Erythropoiesis and Gene Expression Analysis in Erythroid Progenitor Cells Derived from Patients with Hemoglobin H/Constant Spring Disease
Issued Date
2024-10-01
Resource Type
ISSN
16616596
eISSN
14220067
Scopus ID
2-s2.0-85207444326
Journal Title
International Journal of Molecular Sciences
Volume
25
Issue
20
Rights Holder(s)
SCOPUS
Bibliographic Citation
International Journal of Molecular Sciences Vol.25 No.20 (2024)
Suggested Citation
Wongkhammul N., Khamphikham P., Tongjai S., Tantiworawit A., Fanhchaksai K., Wongpalee S.P., Tubsuwan A., Maneekesorn S., Charoenkwan P. Erythropoiesis and Gene Expression Analysis in Erythroid Progenitor Cells Derived from Patients with Hemoglobin H/Constant Spring Disease. International Journal of Molecular Sciences Vol.25 No.20 (2024). doi:10.3390/ijms252011246 Retrieved from: https://repository.li.mahidol.ac.th/handle/20.500.14594/101862
Title
Erythropoiesis and Gene Expression Analysis in Erythroid Progenitor Cells Derived from Patients with Hemoglobin H/Constant Spring Disease
Corresponding Author(s)
Other Contributor(s)
Abstract
Hemoglobin H/Constant Spring (Hb H/CS) disease represents a form of non-deletional Hb H disease characterized by chronic hemolytic anemia that ranges from moderate to severe and may lead to transfusion-dependent thalassemia.
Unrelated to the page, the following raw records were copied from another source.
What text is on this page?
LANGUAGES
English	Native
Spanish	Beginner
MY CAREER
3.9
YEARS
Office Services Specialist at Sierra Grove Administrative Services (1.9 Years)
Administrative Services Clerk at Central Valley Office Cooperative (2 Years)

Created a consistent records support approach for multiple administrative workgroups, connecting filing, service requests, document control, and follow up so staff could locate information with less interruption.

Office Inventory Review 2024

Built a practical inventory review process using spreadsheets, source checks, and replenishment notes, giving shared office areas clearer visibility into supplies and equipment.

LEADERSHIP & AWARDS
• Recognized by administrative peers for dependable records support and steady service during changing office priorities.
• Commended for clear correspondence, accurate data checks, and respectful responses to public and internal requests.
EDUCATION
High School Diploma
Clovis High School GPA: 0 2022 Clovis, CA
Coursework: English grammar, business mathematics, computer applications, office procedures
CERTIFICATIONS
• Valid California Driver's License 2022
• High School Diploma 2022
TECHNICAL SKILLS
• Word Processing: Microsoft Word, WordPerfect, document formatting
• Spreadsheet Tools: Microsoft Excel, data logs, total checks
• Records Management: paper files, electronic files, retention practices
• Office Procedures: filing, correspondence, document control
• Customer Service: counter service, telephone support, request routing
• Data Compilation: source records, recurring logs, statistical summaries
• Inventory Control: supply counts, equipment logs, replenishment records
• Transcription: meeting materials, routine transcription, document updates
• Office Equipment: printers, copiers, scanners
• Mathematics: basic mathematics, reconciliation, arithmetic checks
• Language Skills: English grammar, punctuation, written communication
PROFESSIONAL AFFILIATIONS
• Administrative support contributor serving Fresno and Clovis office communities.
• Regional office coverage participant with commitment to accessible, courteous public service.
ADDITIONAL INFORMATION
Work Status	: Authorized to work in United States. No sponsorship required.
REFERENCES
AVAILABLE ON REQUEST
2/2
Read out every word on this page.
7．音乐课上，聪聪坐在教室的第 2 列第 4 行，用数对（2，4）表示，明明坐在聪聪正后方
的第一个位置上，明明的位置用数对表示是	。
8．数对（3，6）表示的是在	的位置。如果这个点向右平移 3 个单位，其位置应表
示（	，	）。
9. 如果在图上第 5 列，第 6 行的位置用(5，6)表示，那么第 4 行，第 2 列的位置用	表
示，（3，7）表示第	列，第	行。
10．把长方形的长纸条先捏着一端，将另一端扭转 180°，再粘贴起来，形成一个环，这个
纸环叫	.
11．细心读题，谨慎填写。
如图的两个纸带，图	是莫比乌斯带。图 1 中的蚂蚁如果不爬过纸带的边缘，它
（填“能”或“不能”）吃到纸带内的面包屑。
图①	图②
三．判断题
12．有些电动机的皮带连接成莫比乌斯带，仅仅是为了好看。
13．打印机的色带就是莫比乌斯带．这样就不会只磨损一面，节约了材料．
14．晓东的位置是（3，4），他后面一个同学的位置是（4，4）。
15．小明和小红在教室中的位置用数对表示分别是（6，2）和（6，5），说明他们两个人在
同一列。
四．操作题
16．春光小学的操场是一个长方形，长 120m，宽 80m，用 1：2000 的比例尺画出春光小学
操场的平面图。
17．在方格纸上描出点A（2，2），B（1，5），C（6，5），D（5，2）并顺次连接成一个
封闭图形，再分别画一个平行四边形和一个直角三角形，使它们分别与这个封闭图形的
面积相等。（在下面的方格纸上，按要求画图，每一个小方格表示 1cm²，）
To study the underlying mechanisms of this disease, we conducted an analysis of erythropoiesis and gene expression in erythroid progenitor cells derived from CD34+ hematopoietic stem/progenitor cells from patients with Hb H/CS disease and normal controls. Twelve patients with Hb H/CS disease and five normal controls were enrolled. Peripheral blood samples were collected to isolate CD34+ hematopoietic stem/progenitor cells for the analysis of cell proliferation and differentiation. Six samples from patients with Hb H/CS disease and three controls were subsequently studied for gene expression by next generation sequencing analysis. Erythroid progenitor cells derived from patients with Hb H/CS disease exhibited a trend towards increased rates of erythroid proliferation and decreased cell viability compared to those from controls. Moreover, erythroid progenitor cells derived from patients with Hb H/CS disease demonstrated delayed terminal differentiation. Gene expression profiling revealed elevated levels of genes encoding molecular chaperones, including the heat shock protein genes (HSPs) and the chaperonin containing TCP-1 subunit genes (CCTs) in the Hb H/CS disease group. In summary, erythroid progenitor cells derived from patients with Hb H/CS disease exhibit a trend towards heightened erythroid proliferation, diminished cell viability, and delayed terminal differentiation. Additionally, the increased expression of genes encoding molecular chaperones was observed, providing information on potential underlying pathophysiological mechanisms.